Hi, I am running various CUDA samples (e.g. nbody and BlackScholes) on my TK1 to try and understand the performance statistic output using tegrastats (and also cat /sys/devices/platform/host1x/gk20a.0/load). I have edited the BlackScholes to run for many minutes on the GPU (e.g. > 10min) to make sure that there would not be some kind of statistical sampling issue. Note that I have manually overclocked the GPU and also turned on all 4 cores. Throughout the entire time I run the simulation using CUDA calls I get the following from tegrastats:
RAM 542/1746MB (lfb 170x4MB) cpu [0%,100%,0%,0%]@2320 EMC 71%@924 AVP 0%@40 VDE 120 GR3D 0%@804 EDP limit 2320
Wouldnt this indicate that the GPU is never used? Note that at the end of the simulation the BlackScholes executable the CPU and GPU times are printed so I assume it is calling CUDA routines.

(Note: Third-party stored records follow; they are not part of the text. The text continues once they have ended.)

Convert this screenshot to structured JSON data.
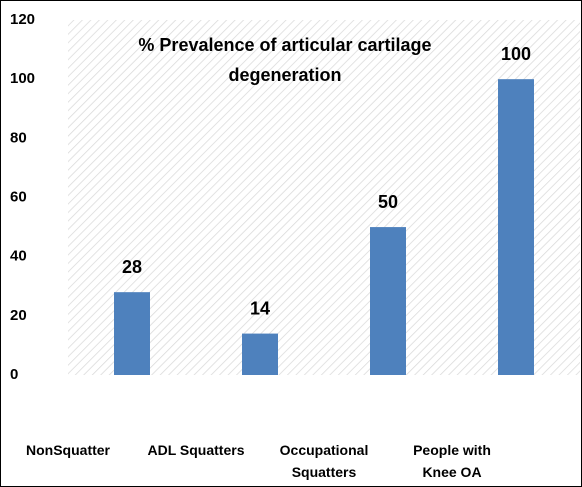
{
  "chart_data": {
    "type": "bar",
    "title": "% Prevalence of articular cartilage degeneration",
    "categories": [
      "NonSquatter",
      "ADL Squatters",
      "Occupational Squatters",
      "People with Knee OA"
    ],
    "values": [
      28,
      14,
      50,
      100
    ],
    "color": "#4e81bd",
    "ylim": [
      0,
      120
    ],
    "yticks": [
      0,
      20,
      40,
      60,
      80,
      100,
      120
    ]
  }
}
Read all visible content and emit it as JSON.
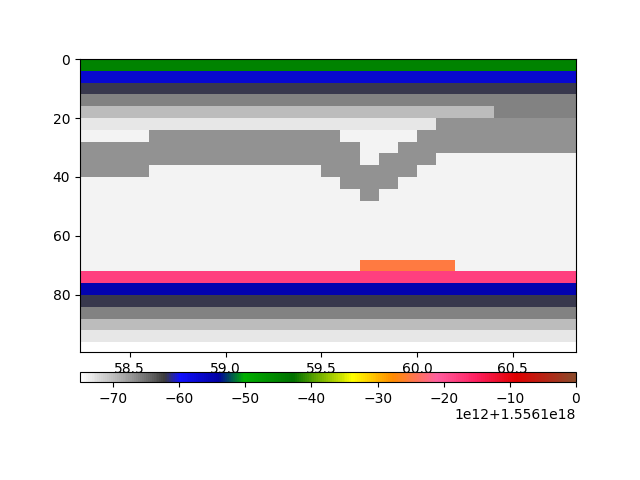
{
  "chart_data": {
    "type": "heatmap",
    "x_edges": [
      58.2,
      58.3,
      58.4,
      58.5,
      58.6,
      58.7,
      58.8,
      58.9,
      59.0,
      59.1,
      59.2,
      59.3,
      59.4,
      59.5,
      59.6,
      59.7,
      59.8,
      59.9,
      60.0,
      60.1,
      60.2,
      60.3,
      60.4,
      60.5,
      60.6,
      60.7,
      60.8,
      60.9
    ],
    "y_edges": [
      0,
      4,
      8,
      12,
      16,
      20,
      24,
      28,
      32,
      36,
      40,
      44,
      48,
      52,
      56,
      60,
      64,
      68,
      72,
      76,
      80,
      84,
      88,
      92,
      96,
      100
    ],
    "cells": [
      [
        -45,
        -45,
        -45,
        -45,
        -45,
        -45,
        -45,
        -45,
        -45,
        -45,
        -45,
        -45,
        -45,
        -45,
        -45,
        -45,
        -45,
        -45,
        -45,
        -45,
        -45,
        -45,
        -45,
        -45,
        -45,
        -45,
        -45
      ],
      [
        -57,
        -57,
        -57,
        -57,
        -57,
        -57,
        -57,
        -57,
        -57,
        -57,
        -57,
        -57,
        -57,
        -57,
        -57,
        -57,
        -57,
        -57,
        -57,
        -57,
        -57,
        -57,
        -57,
        -57,
        -57,
        -57,
        -57
      ],
      [
        -62,
        -62,
        -62,
        -62,
        -62,
        -62,
        -62,
        -62,
        -62,
        -62,
        -62,
        -62,
        -62,
        -62,
        -62,
        -62,
        -62,
        -62,
        -62,
        -62,
        -62,
        -62,
        -62,
        -62,
        -62,
        -62,
        -62
      ],
      [
        -66,
        -66,
        -66,
        -66,
        -66,
        -66,
        -66,
        -66,
        -66,
        -66,
        -66,
        -66,
        -66,
        -66,
        -66,
        -66,
        -66,
        -66,
        -66,
        -66,
        -66,
        -66,
        -66,
        -66,
        -66,
        -66,
        -66
      ],
      [
        -70,
        -70,
        -70,
        -70,
        -70,
        -70,
        -70,
        -70,
        -70,
        -70,
        -70,
        -70,
        -70,
        -70,
        -70,
        -70,
        -70,
        -70,
        -70,
        -70,
        -70,
        -70,
        -66,
        -66,
        -66,
        -66,
        -66
      ],
      [
        -73,
        -73,
        -73,
        -73,
        -73,
        -73,
        -73,
        -73,
        -73,
        -73,
        -73,
        -73,
        -73,
        -73,
        -73,
        -73,
        -73,
        -73,
        -73,
        -67,
        -67,
        -67,
        -67,
        -67,
        -67,
        -67,
        -67
      ],
      [
        -74,
        -74,
        -74,
        -74,
        -67,
        -67,
        -67,
        -67,
        -67,
        -67,
        -67,
        -67,
        -67,
        -67,
        -74,
        -74,
        -74,
        -74,
        -67,
        -67,
        -67,
        -67,
        -67,
        -67,
        -67,
        -67,
        -67
      ],
      [
        -67,
        -67,
        -67,
        -67,
        -67,
        -67,
        -67,
        -67,
        -67,
        -67,
        -67,
        -67,
        -67,
        -67,
        -67,
        -74,
        -74,
        -67,
        -67,
        -67,
        -67,
        -67,
        -67,
        -67,
        -67,
        -67,
        -67
      ],
      [
        -67,
        -67,
        -67,
        -67,
        -67,
        -67,
        -67,
        -67,
        -67,
        -67,
        -67,
        -67,
        -67,
        -67,
        -67,
        -74,
        -67,
        -67,
        -67,
        -74,
        -74,
        -74,
        -74,
        -74,
        -74,
        -74,
        -74
      ],
      [
        -67,
        -67,
        -67,
        -67,
        -74,
        -74,
        -74,
        -74,
        -74,
        -74,
        -74,
        -74,
        -74,
        -67,
        -67,
        -67,
        -67,
        -67,
        -74,
        -74,
        -74,
        -74,
        -74,
        -74,
        -74,
        -74,
        -74
      ],
      [
        -74,
        -74,
        -74,
        -74,
        -74,
        -74,
        -74,
        -74,
        -74,
        -74,
        -74,
        -74,
        -74,
        -74,
        -67,
        -67,
        -67,
        -74,
        -74,
        -74,
        -74,
        -74,
        -74,
        -74,
        -74,
        -74,
        -74
      ],
      [
        -74,
        -74,
        -74,
        -74,
        -74,
        -74,
        -74,
        -74,
        -74,
        -74,
        -74,
        -74,
        -74,
        -74,
        -74,
        -67,
        -74,
        -74,
        -74,
        -74,
        -74,
        -74,
        -74,
        -74,
        -74,
        -74,
        -74
      ],
      [
        -74,
        -74,
        -74,
        -74,
        -74,
        -74,
        -74,
        -74,
        -74,
        -74,
        -74,
        -74,
        -74,
        -74,
        -74,
        -74,
        -74,
        -74,
        -74,
        -74,
        -74,
        -74,
        -74,
        -74,
        -74,
        -74,
        -74
      ],
      [
        -74,
        -74,
        -74,
        -74,
        -74,
        -74,
        -74,
        -74,
        -74,
        -74,
        -74,
        -74,
        -74,
        -74,
        -74,
        -74,
        -74,
        -74,
        -74,
        -74,
        -74,
        -74,
        -74,
        -74,
        -74,
        -74,
        -74
      ],
      [
        -74,
        -74,
        -74,
        -74,
        -74,
        -74,
        -74,
        -74,
        -74,
        -74,
        -74,
        -74,
        -74,
        -74,
        -74,
        -74,
        -74,
        -74,
        -74,
        -74,
        -74,
        -74,
        -74,
        -74,
        -74,
        -74,
        -74
      ],
      [
        -74,
        -74,
        -74,
        -74,
        -74,
        -74,
        -74,
        -74,
        -74,
        -74,
        -74,
        -74,
        -74,
        -74,
        -74,
        -74,
        -74,
        -74,
        -74,
        -74,
        -74,
        -74,
        -74,
        -74,
        -74,
        -74,
        -74
      ],
      [
        -74,
        -74,
        -74,
        -74,
        -74,
        -74,
        -74,
        -74,
        -74,
        -74,
        -74,
        -74,
        -74,
        -74,
        -74,
        -74,
        -74,
        -74,
        -74,
        -74,
        -74,
        -74,
        -74,
        -74,
        -74,
        -74,
        -74
      ],
      [
        -74,
        -74,
        -74,
        -74,
        -74,
        -74,
        -74,
        -74,
        -74,
        -74,
        -74,
        -74,
        -74,
        -74,
        -74,
        -25,
        -25,
        -25,
        -25,
        -25,
        -74,
        -74,
        -74,
        -74,
        -74,
        -74,
        -74
      ],
      [
        -18,
        -18,
        -18,
        -18,
        -18,
        -18,
        -18,
        -18,
        -18,
        -18,
        -18,
        -18,
        -18,
        -18,
        -18,
        -18,
        -18,
        -18,
        -18,
        -18,
        -18,
        -18,
        -18,
        -18,
        -18,
        -18,
        -18
      ],
      [
        -55,
        -55,
        -55,
        -55,
        -55,
        -55,
        -55,
        -55,
        -55,
        -55,
        -55,
        -55,
        -55,
        -55,
        -55,
        -55,
        -55,
        -55,
        -55,
        -55,
        -55,
        -55,
        -55,
        -55,
        -55,
        -55,
        -55
      ],
      [
        -62,
        -62,
        -62,
        -62,
        -62,
        -62,
        -62,
        -62,
        -62,
        -62,
        -62,
        -62,
        -62,
        -62,
        -62,
        -62,
        -62,
        -62,
        -62,
        -62,
        -62,
        -62,
        -62,
        -62,
        -62,
        -62,
        -62
      ],
      [
        -66,
        -66,
        -66,
        -66,
        -66,
        -66,
        -66,
        -66,
        -66,
        -66,
        -66,
        -66,
        -66,
        -66,
        -66,
        -66,
        -66,
        -66,
        -66,
        -66,
        -66,
        -66,
        -66,
        -66,
        -66,
        -66,
        -66
      ],
      [
        -70,
        -70,
        -70,
        -70,
        -70,
        -70,
        -70,
        -70,
        -70,
        -70,
        -70,
        -70,
        -70,
        -70,
        -70,
        -70,
        -70,
        -70,
        -70,
        -70,
        -70,
        -70,
        -70,
        -70,
        -70,
        -70,
        -70
      ],
      [
        -73,
        -73,
        -73,
        -73,
        -73,
        -73,
        -73,
        -73,
        -73,
        -73,
        -73,
        -73,
        -73,
        -73,
        -73,
        -73,
        -73,
        -73,
        -73,
        -73,
        -73,
        -73,
        -73,
        -73,
        -73,
        -73,
        -73
      ],
      [
        -75,
        -75,
        -75,
        -75,
        -75,
        -75,
        -75,
        -75,
        -75,
        -75,
        -75,
        -75,
        -75,
        -75,
        -75,
        -75,
        -75,
        -75,
        -75,
        -75,
        -75,
        -75,
        -75,
        -75,
        -75,
        -75,
        -75
      ]
    ],
    "xlim": [
      58.24,
      60.83
    ],
    "ylim": [
      99.3,
      0
    ],
    "xticks": [
      58.5,
      59.0,
      59.5,
      60.0,
      60.5
    ],
    "yticks": [
      0,
      20,
      40,
      60,
      80
    ],
    "colorbar": {
      "range": [
        -75,
        0
      ],
      "ticks": [
        {
          "value": -70,
          "label": "−70"
        },
        {
          "value": -60,
          "label": "−60"
        },
        {
          "value": -50,
          "label": "−50"
        },
        {
          "value": -40,
          "label": "−40"
        },
        {
          "value": -30,
          "label": "−30"
        },
        {
          "value": -20,
          "label": "−20"
        },
        {
          "value": -10,
          "label": "−10"
        },
        0
      ],
      "offset_text": "1e12+1.5561e18"
    }
  }
}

Why is the GPU load always zero in this case (I have also seen this when I run nbody even when nbody gets similar performance as reported here for TK1 GPU usage: https://www.pugetsystems.com/labs/hpc/NVIDIA-Jetson-TK1-CUDA-performance-569/ … Do I need to turn on the counters or set some environment variable? I checked many other posts that report this issue and there was no clear answer. Thanks.